Jean-Luc Boeuf : La question est à la fois plus ancienne et plus large. Elle est tout d'abord plus ancienne que la simple mise en œuvre de l’écotaxe. En effet, cette taxe fait penser aux modalités de perception des taxes sous l'Ancien Régime, à l'époque des fermiers généraux ! Ces derniers percevaient puis reversaient. Ici, il suffit de remplacer "fermiers généraux" par "ecomouv", du nom de l'entité chargée de percevoir l’écotaxe. Mais cette question est plus large en ce sens où elle pose le sujet de la participation à la dépense publique via son acceptation. Devant les mécontentements divers - aussi anciens que les impôts... - les gouvernements ont été tentés depuis des décennies de substituer des taxes affectées à l'impôt global. Rappelons que l'impôt global rentre dans un budget. Et, au nom de l'universalité de ce dernier, il n y a pas d'affectation a priori des recettes. En quelque sorte, une grosse cagnotte reçoit toutes les recettes puis les réaffecte. En multipliant les taxes, les gouvernants s'exposent aux mécontentements exprimés justement par ceux appelés à payer ces nouvelles taxes. Et là, tout dépend du poids du lobbying mené ! En ce sens, le gouvernement donne moins prise au régionalisme qu'aux mécontentements de toutes sortes. 

Vincent Laborderie : Tout dépend de la manière dont se fera la différenciation par région. Il n'y a rien de choquant ni de dangereux à fonder cette différenciation sur des critères objectifs comme le fait d'être une région isolée géographiquement, ou l'absence locale d'alternative au transport routier. Le risque est que cette différenciation soit perçue comme étant davantage le résultat d'une mobilisation protestataire, avec une dimension régionaliste. Si le gouvernement donne cette impression, il peut susciter d'autres mouvements analogues, sur ce sujet ou sur d'autres.

Dans un contexte de résurgence ou de renforcement des mouvements régionalistes en France (Corse, Alsace, Savoie) c'est potentiellement dangereux. Ce qui est intéressant et interpellant dans le cas breton, c'est l'association entre les élites locales issues de la décentralisation (et leurs relais à Paris) et le mouvement régionaliste. Chacun utilise l'autre pour des objectifs différents sur un sujet précis mais on voit que cette dynamique est efficace.

Enfin, chacun peut avancer ses critères "objectifs" selon sa situation.

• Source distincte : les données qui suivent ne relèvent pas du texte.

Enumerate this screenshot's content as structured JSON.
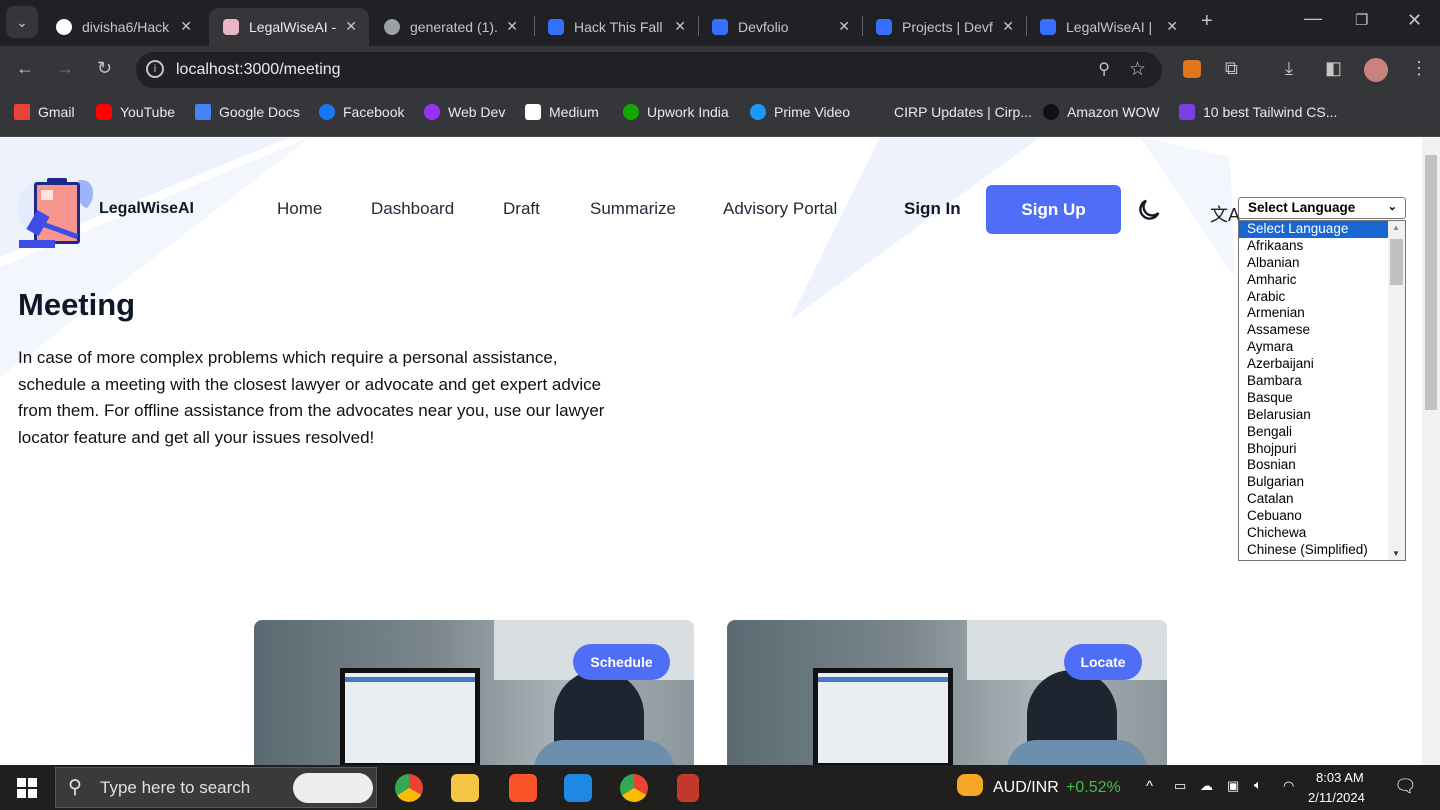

Une région pourrait avoir intérêt à ce que soit prises en compte les difficultés économiques ou une faible densité de population par exemple.

Le principe d’égalité républicaine français, qui fait a priori fi des exceptions régionales, est-il en train d’être mis à mal par les reculades de François Hollande ?

Jean-Luc Boeuf : Le principe d'égalité républicaine est une construction jurisprudentielle de plus de deux siècles. Cette construction jurisprudentielle, qui s'est appuyée sur des exemples très concrets,  a tout d'abord été l'œuvre du Conseil d’État, particulièrement à la fin du XIXème siècle et dans la première partie du XXème siècle. Puis le Conseil constitutionnel a pris le relais, à partir des années 1970.  Ce principe ne signifie pas que toute politique de l’État est mise en œuvre de façon uniforme en tout point du territoire ! Elle signifie que, à partir du moment où les grands principes républicains  sont respectés (égalité, adaptation, continuité), des adaptations sont possibles en fonction des territoires. Pour prendre un exemple concret lié au désenclavement des territoires, c'est ce principe d'adaptation qui a rendu possible la construction dans les années 1970 et 1980 du "plan routier breton", qui a consisté à ceinturer la Bretagne d'un réseau routier national à deux fois deux voies... Sans péage... Quelques années plus tard, l'autoroute A75, qui relie Clermont-Ferrand à Montpellier a été construite par l’État et sans péage, en dehors du franchissement du viaduc de Millau.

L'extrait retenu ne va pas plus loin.